Hoje dei o primeiro mergulho mar. Percorri alguns metros em passos lentos para me ir habituando à temperatura da água até ganhar coragem para furar uma onda. No entanto não faço sempre isto. Às vezes prefiro mergulhar mal ponho o pé no mar e não passo por esse processo de habituação.
Acho que entre géneros também é mais ou menos assim. Já conheci algumas mulheres em quem me apeteceu mergulhar logo na primeira noite, outras em quem me fui habituando aos poucos, sem que este mergulhar tenha obrigatoriamente uma conotação sexual.
Entretanto, acho que na vida vamos também aprendendo que há ondas em que não devemos mergulhar...

5.21.2010

todos os homens bêbados o são por causa do amor

Todos os homens bêbados o são por causa do amor. Na pior das hipóteses são-no por causa da falta dele, o que vai dar ao mesmo mas com uma dose de tristeza e nostalgia acrescida. A sociedade devia tratar bem os bêbados e não escorraçá-los com aquela sóbria sobranceria de quem não ama ninguém.
Um homem só, bêbado ao balcão de um bar, afoga no líquido do copo os seus amores acabados; o jovem estudante bêbado que grita na rua qualquer coisa como "fra fre fri fro fru", celebra com a sua bebedeira os amores que acredita poder vir a ter; aquele que normalmente já está bêbado pela manhã é um homem que não consegue enfrentar o amor. Depois também existem os que bebem para se poderem aventurar no amor, os que sem a coragem dada pela mágica poção do álcool não conseguem dizer que amam.
Além disso, só o álcool e o próprio amor são capazes de embriagar um homem, facto que coloca estes dois elementos da natureza como a principal essência da vida. Estar sóbrio é o contrário de amar. Pior: estar sóbrio é a recusa de amar. Um homem sóbrio pode dizer a uma mulher que a ama, mas quando o faz as palavras nascem-lhe no céu da boca e saem sem pressão. Quando um homem bêbado diz a uma mulher que a ama as palavras não lhe nascem na boca, nascem-lhe no coração.

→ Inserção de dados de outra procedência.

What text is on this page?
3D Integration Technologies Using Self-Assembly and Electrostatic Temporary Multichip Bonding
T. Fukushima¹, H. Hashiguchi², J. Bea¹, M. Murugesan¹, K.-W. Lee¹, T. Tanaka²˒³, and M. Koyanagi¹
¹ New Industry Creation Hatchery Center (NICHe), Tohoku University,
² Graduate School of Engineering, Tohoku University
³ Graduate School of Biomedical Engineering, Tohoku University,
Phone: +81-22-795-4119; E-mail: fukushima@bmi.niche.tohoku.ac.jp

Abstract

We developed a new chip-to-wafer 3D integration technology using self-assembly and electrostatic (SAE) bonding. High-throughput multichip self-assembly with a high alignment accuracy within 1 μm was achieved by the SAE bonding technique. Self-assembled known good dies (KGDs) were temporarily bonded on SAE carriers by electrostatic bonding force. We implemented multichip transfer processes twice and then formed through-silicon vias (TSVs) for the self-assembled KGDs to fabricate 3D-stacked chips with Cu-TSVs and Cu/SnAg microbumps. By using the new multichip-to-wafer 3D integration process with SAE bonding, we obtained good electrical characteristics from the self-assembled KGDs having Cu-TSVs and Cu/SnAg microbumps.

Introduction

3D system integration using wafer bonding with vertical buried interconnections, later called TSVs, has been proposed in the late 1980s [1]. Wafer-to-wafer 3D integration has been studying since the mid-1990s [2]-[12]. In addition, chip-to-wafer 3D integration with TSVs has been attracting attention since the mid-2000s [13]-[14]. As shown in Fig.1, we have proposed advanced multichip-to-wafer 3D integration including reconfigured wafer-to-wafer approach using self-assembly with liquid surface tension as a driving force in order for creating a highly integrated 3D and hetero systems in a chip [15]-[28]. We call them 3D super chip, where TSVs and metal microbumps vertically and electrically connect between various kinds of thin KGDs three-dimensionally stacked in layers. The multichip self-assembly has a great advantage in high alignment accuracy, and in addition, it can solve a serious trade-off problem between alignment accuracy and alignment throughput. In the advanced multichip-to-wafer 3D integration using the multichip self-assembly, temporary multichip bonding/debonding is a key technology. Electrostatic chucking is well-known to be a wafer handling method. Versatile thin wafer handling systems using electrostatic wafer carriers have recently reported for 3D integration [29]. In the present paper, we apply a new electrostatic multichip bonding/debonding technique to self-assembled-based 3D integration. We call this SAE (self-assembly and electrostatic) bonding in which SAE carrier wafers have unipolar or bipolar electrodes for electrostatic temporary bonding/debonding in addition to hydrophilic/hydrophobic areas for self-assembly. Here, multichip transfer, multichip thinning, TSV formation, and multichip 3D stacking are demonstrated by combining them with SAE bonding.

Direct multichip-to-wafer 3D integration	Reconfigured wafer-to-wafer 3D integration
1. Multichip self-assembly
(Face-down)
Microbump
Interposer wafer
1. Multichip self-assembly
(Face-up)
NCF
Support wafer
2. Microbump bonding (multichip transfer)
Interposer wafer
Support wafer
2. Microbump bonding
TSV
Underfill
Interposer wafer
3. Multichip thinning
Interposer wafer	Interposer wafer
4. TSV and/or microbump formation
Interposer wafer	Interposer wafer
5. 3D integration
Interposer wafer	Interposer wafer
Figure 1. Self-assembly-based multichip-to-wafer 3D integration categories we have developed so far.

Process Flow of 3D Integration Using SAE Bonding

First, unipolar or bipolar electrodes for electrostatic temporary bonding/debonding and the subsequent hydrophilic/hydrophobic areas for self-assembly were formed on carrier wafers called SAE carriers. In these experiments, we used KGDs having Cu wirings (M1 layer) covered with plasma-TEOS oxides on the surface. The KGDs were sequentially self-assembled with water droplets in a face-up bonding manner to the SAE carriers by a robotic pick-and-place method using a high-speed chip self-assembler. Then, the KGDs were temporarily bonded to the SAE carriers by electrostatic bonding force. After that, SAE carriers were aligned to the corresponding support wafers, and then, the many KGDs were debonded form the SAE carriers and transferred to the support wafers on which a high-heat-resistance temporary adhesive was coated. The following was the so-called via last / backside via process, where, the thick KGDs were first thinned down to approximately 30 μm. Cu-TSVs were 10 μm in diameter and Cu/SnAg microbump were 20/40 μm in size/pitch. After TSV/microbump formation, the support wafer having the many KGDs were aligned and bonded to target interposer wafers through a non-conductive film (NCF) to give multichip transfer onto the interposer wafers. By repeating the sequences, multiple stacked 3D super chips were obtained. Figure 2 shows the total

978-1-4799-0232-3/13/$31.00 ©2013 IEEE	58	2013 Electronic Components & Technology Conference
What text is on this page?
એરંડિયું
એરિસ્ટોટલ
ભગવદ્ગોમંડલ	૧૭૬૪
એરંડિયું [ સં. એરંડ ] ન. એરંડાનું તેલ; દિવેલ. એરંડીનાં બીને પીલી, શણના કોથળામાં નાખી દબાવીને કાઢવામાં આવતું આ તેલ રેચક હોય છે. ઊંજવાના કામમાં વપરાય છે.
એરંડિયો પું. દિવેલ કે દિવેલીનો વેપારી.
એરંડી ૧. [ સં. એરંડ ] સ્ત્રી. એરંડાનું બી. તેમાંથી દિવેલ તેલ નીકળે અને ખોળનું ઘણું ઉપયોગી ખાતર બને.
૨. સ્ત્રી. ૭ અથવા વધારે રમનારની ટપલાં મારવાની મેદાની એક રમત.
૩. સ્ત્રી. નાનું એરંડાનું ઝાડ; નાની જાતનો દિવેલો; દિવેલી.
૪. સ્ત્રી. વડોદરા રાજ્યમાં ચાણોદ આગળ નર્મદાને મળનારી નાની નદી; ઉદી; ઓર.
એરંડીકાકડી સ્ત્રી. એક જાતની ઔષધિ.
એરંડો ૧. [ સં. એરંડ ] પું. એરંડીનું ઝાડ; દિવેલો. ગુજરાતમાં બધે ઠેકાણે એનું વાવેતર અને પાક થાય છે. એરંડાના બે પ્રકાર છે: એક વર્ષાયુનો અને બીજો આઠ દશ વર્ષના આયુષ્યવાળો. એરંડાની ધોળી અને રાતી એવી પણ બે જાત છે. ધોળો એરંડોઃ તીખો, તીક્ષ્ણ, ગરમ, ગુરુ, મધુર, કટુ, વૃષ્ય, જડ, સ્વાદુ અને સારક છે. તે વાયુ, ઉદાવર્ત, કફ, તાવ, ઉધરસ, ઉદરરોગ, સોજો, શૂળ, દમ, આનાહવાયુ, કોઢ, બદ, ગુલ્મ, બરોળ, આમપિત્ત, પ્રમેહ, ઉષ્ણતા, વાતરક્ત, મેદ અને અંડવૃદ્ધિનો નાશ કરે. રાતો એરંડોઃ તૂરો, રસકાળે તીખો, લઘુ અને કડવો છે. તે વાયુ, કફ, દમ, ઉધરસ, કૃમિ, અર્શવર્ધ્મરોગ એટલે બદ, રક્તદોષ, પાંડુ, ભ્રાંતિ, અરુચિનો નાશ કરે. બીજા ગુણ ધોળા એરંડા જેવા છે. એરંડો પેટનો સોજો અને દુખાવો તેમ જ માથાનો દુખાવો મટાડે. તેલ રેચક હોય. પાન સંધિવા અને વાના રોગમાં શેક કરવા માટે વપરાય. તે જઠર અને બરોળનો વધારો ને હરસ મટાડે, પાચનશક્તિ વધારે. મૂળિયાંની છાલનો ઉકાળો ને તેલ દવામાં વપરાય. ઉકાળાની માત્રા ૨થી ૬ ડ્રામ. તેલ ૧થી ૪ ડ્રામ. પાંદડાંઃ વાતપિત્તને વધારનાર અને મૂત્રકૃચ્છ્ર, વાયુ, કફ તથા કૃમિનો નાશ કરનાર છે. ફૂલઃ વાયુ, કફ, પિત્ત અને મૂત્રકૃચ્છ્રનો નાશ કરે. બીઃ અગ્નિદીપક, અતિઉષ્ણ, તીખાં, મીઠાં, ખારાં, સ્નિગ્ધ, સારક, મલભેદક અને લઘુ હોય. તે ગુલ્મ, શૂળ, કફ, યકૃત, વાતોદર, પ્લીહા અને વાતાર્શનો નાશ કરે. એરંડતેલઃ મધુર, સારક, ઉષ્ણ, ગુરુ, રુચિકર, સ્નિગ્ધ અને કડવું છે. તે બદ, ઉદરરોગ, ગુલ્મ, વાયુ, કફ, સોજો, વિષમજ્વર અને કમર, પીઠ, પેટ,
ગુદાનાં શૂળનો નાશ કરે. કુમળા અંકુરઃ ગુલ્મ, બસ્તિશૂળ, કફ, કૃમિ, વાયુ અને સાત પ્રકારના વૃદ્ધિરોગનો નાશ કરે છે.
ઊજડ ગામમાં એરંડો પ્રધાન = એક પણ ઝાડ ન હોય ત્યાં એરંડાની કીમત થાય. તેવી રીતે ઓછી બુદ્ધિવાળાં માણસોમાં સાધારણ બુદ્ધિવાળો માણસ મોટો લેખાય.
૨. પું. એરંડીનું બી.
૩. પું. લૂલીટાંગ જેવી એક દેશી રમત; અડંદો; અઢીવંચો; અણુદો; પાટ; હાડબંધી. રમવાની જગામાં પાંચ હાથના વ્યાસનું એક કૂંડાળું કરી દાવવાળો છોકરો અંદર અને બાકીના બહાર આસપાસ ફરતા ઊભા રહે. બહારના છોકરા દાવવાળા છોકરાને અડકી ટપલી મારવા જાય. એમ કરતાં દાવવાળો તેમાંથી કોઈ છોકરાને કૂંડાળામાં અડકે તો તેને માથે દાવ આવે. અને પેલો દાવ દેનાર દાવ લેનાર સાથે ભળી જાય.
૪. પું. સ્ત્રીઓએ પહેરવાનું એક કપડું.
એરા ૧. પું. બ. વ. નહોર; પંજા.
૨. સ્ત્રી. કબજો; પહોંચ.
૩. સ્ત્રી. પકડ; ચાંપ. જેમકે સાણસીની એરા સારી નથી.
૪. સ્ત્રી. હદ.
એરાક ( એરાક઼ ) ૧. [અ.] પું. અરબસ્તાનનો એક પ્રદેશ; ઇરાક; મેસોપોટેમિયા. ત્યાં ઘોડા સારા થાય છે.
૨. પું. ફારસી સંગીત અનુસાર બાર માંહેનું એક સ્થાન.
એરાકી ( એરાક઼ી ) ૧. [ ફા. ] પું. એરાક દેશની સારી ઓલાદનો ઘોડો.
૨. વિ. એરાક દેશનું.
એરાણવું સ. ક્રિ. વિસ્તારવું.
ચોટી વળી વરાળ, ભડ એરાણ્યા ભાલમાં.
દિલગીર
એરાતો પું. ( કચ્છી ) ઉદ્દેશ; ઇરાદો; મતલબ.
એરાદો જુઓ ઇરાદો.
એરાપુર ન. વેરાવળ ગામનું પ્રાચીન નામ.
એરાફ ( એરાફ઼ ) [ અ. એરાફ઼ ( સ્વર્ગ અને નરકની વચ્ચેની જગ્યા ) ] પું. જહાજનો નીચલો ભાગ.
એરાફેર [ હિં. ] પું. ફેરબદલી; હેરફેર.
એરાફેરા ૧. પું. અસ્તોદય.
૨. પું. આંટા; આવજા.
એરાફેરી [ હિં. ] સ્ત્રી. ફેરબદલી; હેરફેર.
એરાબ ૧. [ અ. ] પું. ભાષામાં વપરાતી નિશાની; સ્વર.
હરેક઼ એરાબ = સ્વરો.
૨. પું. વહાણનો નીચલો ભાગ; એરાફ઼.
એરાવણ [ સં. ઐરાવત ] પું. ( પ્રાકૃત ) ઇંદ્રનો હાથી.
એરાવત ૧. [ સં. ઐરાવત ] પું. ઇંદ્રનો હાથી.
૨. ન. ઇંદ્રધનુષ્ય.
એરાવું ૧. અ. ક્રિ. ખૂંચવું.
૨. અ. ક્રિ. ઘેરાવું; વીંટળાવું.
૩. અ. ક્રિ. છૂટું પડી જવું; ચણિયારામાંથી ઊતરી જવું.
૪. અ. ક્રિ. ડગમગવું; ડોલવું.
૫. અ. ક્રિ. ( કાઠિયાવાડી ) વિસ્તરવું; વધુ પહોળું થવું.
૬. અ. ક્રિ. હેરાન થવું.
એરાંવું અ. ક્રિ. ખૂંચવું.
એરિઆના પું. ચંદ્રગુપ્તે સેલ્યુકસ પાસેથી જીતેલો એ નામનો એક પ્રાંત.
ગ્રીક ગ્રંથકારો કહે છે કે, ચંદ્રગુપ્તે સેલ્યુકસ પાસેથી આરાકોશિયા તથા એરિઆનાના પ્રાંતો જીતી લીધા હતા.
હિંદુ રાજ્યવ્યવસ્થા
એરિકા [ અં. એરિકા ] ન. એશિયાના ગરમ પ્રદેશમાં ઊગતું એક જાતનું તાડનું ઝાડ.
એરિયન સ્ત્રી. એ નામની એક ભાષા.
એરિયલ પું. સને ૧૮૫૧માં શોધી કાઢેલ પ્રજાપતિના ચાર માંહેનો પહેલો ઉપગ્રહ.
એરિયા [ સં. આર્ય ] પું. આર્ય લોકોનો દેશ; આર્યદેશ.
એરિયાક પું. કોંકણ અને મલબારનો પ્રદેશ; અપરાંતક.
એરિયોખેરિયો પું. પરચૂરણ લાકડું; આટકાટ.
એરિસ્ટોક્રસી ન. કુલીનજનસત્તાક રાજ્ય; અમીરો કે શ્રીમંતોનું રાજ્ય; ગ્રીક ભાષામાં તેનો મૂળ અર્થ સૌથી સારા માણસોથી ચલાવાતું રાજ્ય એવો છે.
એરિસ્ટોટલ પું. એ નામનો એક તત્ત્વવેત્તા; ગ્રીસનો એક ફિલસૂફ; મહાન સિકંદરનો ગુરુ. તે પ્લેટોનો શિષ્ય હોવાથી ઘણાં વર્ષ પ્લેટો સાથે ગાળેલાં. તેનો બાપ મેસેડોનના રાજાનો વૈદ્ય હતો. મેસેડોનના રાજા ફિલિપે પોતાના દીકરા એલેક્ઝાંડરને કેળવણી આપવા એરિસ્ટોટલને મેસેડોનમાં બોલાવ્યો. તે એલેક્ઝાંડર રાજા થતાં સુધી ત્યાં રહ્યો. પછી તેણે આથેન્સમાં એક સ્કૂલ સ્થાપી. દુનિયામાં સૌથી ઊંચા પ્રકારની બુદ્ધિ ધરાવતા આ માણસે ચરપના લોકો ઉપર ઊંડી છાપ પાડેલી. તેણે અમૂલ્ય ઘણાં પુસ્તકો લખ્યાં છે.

É por isso que quando chegam cá fora já trazem uma lágrima ou um sorriso a enfeitá-las. Já percorreram um longo caminho de emoções.
Todos os amores deviam começar numa enorme bebedeira e a bebedeira devia ser protegida por lei. Um polícia, por exemplo, ao ver um bêbado adormecido numa esquina qualquer, devia cumprir o seu dever de serviço público e tapá-lo com um cobertor. Uma sociedade que acarinha os bêbados acarinha também o amor.

5.20.2010

come on baby light my fire!

Uma equipa de cientistas alemães acredita ter descoberto o brinquedo sexual mais antigo do mundo, um pénis de pedra com cerca de 28 000 anos. O artigo publicado no Austrian Times diz ainda que, quando este antepassado dos actuais vibradores não estava a ser usado sexualmente, servia para fazer fogo. A mim, o que me parece, é que há muito tempo, mas mesmo há muito tempo, que as mulheres se tentam livrar dos homens...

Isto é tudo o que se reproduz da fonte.